The 2008 general election saw an increase in young voter turnout. According to CIRCLE, young voter turnout in 2008 rose to 51.1%, the highest since the 52% of the 1992 election. The voter turnout for young people has been steadily increasing since it dropped in 1996 to 39.6%. Political observers are watching this election closely to determine whether this trend will continue.
How to Keep Informed
Being informed is “more than preparing yourself to vote,” said Hall, “[It is] also being a good citizen.” Specifically, he says there are “ a lot of issues that affect everyone: war, taxes, regulations for the environment; but there are some things that have a unique impact on young people [such as] funding for college and opportunities in the [workfield].”
“Keep watching shows you already watch – The Daily Show and the Colbert Report,” reassured Hall, “but also pay attention to sophisticated news sources.”
Today’s technology has made easy the access to information – from news channels that run all day, online news sites and blogs, to news apps on the smartphone, “I see no excuse for young people not being aware [politically] because they have [information] at their fingertips,” said Brumbaugh.
Haley advises students, on developing more rounded views on issues, to not only “listen [to] and read” about what is going on in the news but also to “consider both sides [of an issue] and not to ignore someone you don’t agree with… because they do have a valid point.”

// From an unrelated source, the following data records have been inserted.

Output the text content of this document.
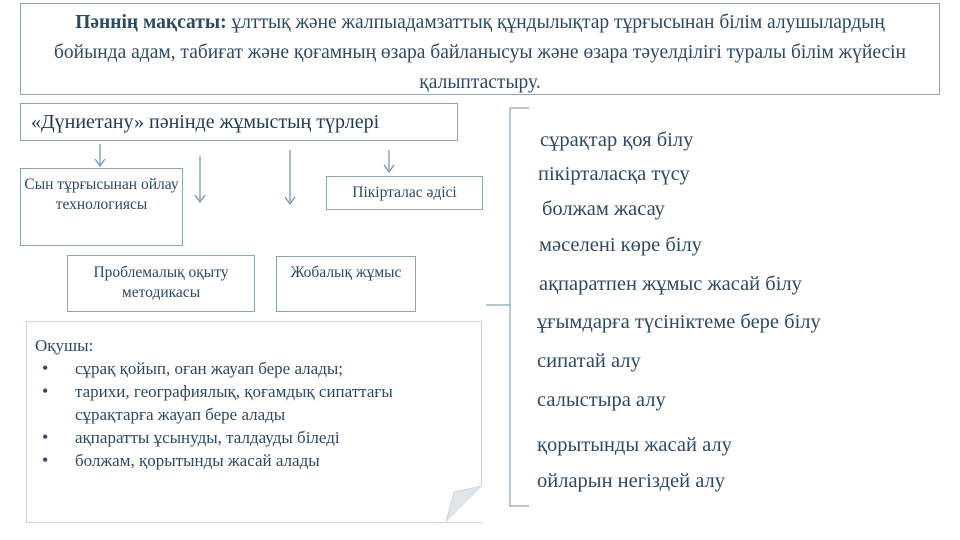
Пәннің мақсаты: ұлттық және жалпыадамзаттық құндылықтар тұрғысынан білім алушылардың бойында адам, табиғат және қоғамның өзара байланысуы және өзара тәуелділігі туралы білім жүйесін қалыптастыру.
«Дүниетану» пәнінде жұмыстың түрлері
Сын тұрғысынан ойлау технологиясы
Пікірталас әдісі
Проблемалық оқыту методикасы
Жобалық жұмыс
Оқушы:
• сұрақ қойып, оған жауап бере алады;
• тарихи, географиялық, қоғамдық сипаттағы сұрақтарға жауап бере алады
• ақпаратты ұсынуды, талдауды біледі
• болжам, қорытынды жасай алады
сұрақтар қоя білу
пікірталасқа түсу
болжам жасау
мәселені көре білу
ақпаратпен жұмыс жасай білу
ұғымдарға түсініктеме бере білу
сипатай алу
салыстыра алу
қорытынды жасай алу
ойларын негіздей алу
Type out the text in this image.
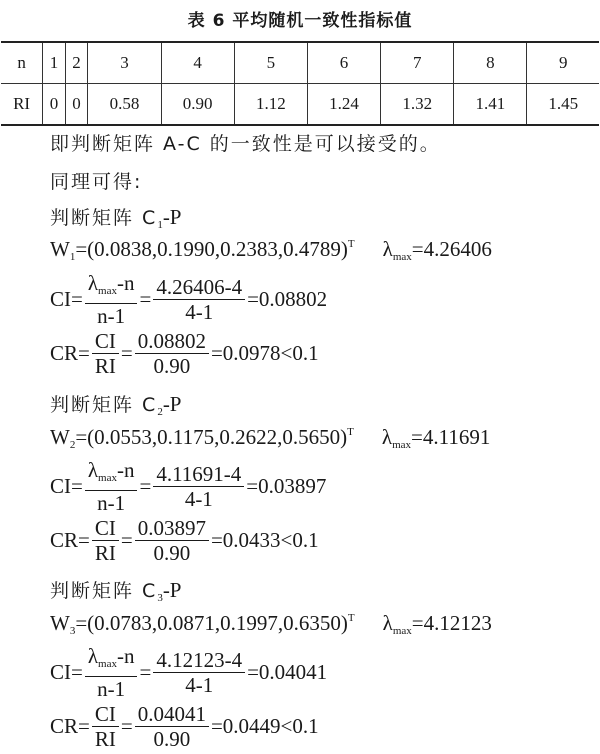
表 6 平均随机一致性指标值
n	1	2	3	4	5	6	7	8	9
RI	0	0	0.58	0.90	1.12	1.24	1.32	1.41	1.45
即判断矩阵 A-C 的一致性是可以接受的。
同理可得:
判断矩阵 $C_1-P$
$W_1=(0.0838,0.1990,0.2383,0.4789)^T$ $\lambda_{max}=4.26406$
$CI= \frac{\lambda_{max}-n}{n-1} = \frac{4.26406-4}{4-1} =0.08802$
$CR= \frac{CI}{RI} = \frac{0.08802}{0.90} =0.0978<0.1$
判断矩阵 $C_2-P$
$W_2=(0.0553,0.1175,0.2622,0.5650)^T$ $\lambda_{max}=4.11691$
$CI= \frac{\lambda_{max}-n}{n-1} = \frac{4.11691-4}{4-1} =0.03897$
$CR= \frac{CI}{RI} = \frac{0.03897}{0.90} =0.0433<0.1$
判断矩阵 $C_3-P$
$W_3=(0.0783,0.0871,0.1997,0.6350)^T$ $\lambda_{max}=4.12123$
$CI= \frac{\lambda_{max}-n}{n-1} = \frac{4.12123-4}{4-1} =0.04041$
$CR= \frac{CI}{RI} = \frac{0.04041}{0.90} =0.0449<0.1$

In this period before the general election, Haley suggests that we listen to politicians with “a critical ear.”
“You will hear what the candidates have to say about fixing the economy…but don’t just believe it; listen to what they have to say and do your own reading and research and figure out if what they say is possible or true.”
Perspective of a Candidate
Having run for the Pennsylvania legislature twice, Hall has an “understanding of what candidates go through” and brings his perspective to his students – “I know what it’s like to knock on doors… to target people with a mailing campaign… [and] to raise money,” he said. “When local people are running, [I’m] very appreciative of what they’re investing, and I try to be very respectful of that.”
At local elections,“I place a very high premium on how good a listener someone is and how accessible they are,” said Hall. “There are people I may agree with on a lot of the issues who I don’t think are fit for office because I don’t think they have the right disposition for listening and reflecting the will of their community.”
Click here to register to vote if you are eligible to vote for the first time.
In the meantime, keep informed, even if you are not yet eighteen. Here are just a few of issues that directly affect young people:
- Student loan reform
- Availability of jobs
- Gas price
- Health care
- Tax rate
A great way to get involved politically besides voting, Hall suggests, is volunteering at campaigns. The MontgomeryCountyDemocraticCommittee and the MontgomeryCountyRepublicanCommittee both offer local volunteer opportunities.
“Politics is one of those things that the more you get involved, the more interested you become, and the more interested you become, the more you get involved,” Hall said.